Apart from the knowledge contributions, the findings established in this study are key for improving global health outcomes. The findings suggest that financial inclusion could serve as an instrument for enhancing population health outcomes. This study, therefore, calls for policies and strategies that could boost financial inclusion to improve global health outcomes. Enhancing financial inclusion requires policymakers, financial regulators and financial institutions to address structural barriers that limit the effectiveness and efficiency of the financial system. Specific policies and strategies that could promote competition in the financial system, financial literacy, financial innovation, cost-effective delivery of financial services, and minimising financial access barriers such as collateral security are fundamental for enhancing financial inclusion. Our findings highlight that the effectiveness of financial inclusion depends on economic output, ICT penetration and income inequality. Therefore, structural policies could boost economic performance and improve access to and usage of ICT, which could supplement financial inclusion to enhance population health outcomes. Addressing income inequality through redistributive policies could also strengthen the favourable effect on population health outcomes.

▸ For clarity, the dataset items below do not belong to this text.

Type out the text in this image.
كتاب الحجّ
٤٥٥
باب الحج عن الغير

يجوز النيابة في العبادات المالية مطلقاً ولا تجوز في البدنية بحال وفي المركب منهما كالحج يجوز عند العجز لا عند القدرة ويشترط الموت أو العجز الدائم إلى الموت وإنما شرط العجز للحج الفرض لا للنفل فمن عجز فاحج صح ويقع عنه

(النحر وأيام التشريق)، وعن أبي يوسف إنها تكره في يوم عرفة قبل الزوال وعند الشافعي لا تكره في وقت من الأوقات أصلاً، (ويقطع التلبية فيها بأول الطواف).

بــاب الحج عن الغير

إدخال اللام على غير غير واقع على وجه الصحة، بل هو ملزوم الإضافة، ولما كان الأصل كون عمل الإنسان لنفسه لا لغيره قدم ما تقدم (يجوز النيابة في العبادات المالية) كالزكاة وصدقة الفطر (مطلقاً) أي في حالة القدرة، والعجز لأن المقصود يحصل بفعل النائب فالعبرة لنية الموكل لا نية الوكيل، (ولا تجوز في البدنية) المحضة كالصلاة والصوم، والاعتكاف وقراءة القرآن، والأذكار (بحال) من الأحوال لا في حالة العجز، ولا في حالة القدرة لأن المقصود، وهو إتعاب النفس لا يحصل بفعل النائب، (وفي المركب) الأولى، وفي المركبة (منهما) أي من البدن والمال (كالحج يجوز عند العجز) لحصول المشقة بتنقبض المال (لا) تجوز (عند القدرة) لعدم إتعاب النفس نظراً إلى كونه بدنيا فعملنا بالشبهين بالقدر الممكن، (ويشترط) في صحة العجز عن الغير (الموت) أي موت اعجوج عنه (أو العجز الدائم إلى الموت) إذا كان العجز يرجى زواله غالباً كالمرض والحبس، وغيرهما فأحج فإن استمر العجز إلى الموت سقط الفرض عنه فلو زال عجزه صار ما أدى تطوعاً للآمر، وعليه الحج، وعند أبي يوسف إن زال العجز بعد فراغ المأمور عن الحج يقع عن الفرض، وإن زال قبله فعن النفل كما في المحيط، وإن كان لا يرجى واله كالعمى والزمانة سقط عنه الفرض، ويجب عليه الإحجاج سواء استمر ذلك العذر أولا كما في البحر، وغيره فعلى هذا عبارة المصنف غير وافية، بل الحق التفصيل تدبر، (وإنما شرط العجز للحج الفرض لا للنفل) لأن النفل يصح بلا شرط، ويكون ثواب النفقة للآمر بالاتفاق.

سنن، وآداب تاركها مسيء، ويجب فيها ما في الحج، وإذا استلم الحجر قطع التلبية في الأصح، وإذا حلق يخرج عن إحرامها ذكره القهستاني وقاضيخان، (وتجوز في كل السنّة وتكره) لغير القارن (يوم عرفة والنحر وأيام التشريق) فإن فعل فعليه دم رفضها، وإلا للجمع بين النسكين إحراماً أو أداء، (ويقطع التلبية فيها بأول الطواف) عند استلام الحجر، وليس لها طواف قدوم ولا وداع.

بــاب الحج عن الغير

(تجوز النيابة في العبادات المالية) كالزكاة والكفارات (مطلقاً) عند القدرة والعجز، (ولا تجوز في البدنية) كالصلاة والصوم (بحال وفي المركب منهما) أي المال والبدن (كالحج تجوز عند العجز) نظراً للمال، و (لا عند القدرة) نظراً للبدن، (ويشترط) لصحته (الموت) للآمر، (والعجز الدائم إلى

This study makes a significant contribution to knowledge and policies to improve health outcomes. However, this study is not free from limitations, which present some avenues for future studies. This study examines the effect of financial inclusion on health outcomes such as life expectancy, child mortality and maternal mortality while not considering health-seeking behaviour such as immunisation and out-of-pocket expenditure. Therefore, future studies can extend our study by investigating the effect of financial inclusion on immunisation and out-of-pocket expenditure in developing countries. Also, future studies can contribute to the literature by examining the factors that mediate the impact of health outcomes and health-seeking behaviour across the globe, especially in developing countries. Finally, improving financial inclusion depends on the effectiveness of countries' financial inclusion policies and strategies. However, the effectiveness of financial inclusion policies and strategies is dictated by the quality of countries' governance. While this study did not investigate if the impact of financial inclusion on health outcomes depends on political institutions, future studies can contribute to knowledge by probing the role of political institutions (governance) on the effect of financial inclusion on health outcomes and health-seeking behaviours across the globe.